É importante aprofundarmos nossa compreensão dos tumores para criar tratamentos para cada etapa. Ou seja, entendendo cada processo em que o tumor se cria, se sustenta e finalmente se sobrepõe ao resto do corpo de um paciente, a ciência pode criar remédios específicos para cada etapa. Isso explica claramente porque não é possível criar um único remédio capaz de “curar” o câncer. Os tumores apresentam múltiplos mecanismos modificados, os quais permitem a adaptação das células aos ambientes mais diversos e hostis. Daí dizer que a cura contra o câncer já existe, mas que os laboratórios não a distribuem porque é mais rentável produzir tratamentos mais caros e que apenas prolonguem a vida, é evidentemente falta completa de conhecimento, além de usar um raciocínio conspirativo e de completa ausência de conhecimento do assunto.

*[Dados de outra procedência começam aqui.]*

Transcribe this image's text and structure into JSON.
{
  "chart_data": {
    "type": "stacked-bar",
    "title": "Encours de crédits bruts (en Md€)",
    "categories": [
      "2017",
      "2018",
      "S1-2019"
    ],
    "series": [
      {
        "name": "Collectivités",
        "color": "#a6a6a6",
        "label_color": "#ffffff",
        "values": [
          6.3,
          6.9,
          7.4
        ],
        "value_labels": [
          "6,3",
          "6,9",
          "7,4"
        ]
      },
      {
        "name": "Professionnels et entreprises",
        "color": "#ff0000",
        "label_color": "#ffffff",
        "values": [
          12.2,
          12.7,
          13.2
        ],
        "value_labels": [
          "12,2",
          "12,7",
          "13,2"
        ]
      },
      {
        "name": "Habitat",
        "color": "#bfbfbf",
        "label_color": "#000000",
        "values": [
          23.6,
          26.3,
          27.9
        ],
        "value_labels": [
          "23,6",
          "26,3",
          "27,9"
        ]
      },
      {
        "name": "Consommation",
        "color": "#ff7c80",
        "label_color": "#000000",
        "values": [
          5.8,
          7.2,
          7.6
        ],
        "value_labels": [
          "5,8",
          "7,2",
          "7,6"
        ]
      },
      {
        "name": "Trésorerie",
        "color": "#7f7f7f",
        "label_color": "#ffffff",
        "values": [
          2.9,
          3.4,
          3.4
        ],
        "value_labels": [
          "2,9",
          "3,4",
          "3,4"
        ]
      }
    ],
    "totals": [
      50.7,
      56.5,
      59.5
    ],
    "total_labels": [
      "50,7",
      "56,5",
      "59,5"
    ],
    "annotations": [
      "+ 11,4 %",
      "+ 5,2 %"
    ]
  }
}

Senhores, o processo de formação de um câncer leva de 10 a 30 anos para iniciar até ser clinicamente evidente e precisa de no mínimo 30 fatores de risco aos quais as pessoas se expõem para que ele possa ser desencadeado. Isto nos diz que precisamos tomar cada vez mais cuidado com as causas conhecidas e nos afastarmos destas.
Hoje já temos remédios para diminuir a produção de vasos sanguíneos pelo tumor, assim como medicamentos que atacam características específicas às células tumorais, que não são achadas em células normais. Há novos medicamentos sendo estudados para induzir a célula a recuperar a capacidade de reativar a famosa apoptose e outros para inibir a excessiva produção de fatores de crescimento celular. Temos algumas centenas de medicações novas, com mecanismos incrivelmente modernos e pouco conhecidos.
Um dia a ONCOLOGIA e a GENÉTICA irão se unir nesta luta e a partir daí serão indissolúveis, mas o caminho é LONGO!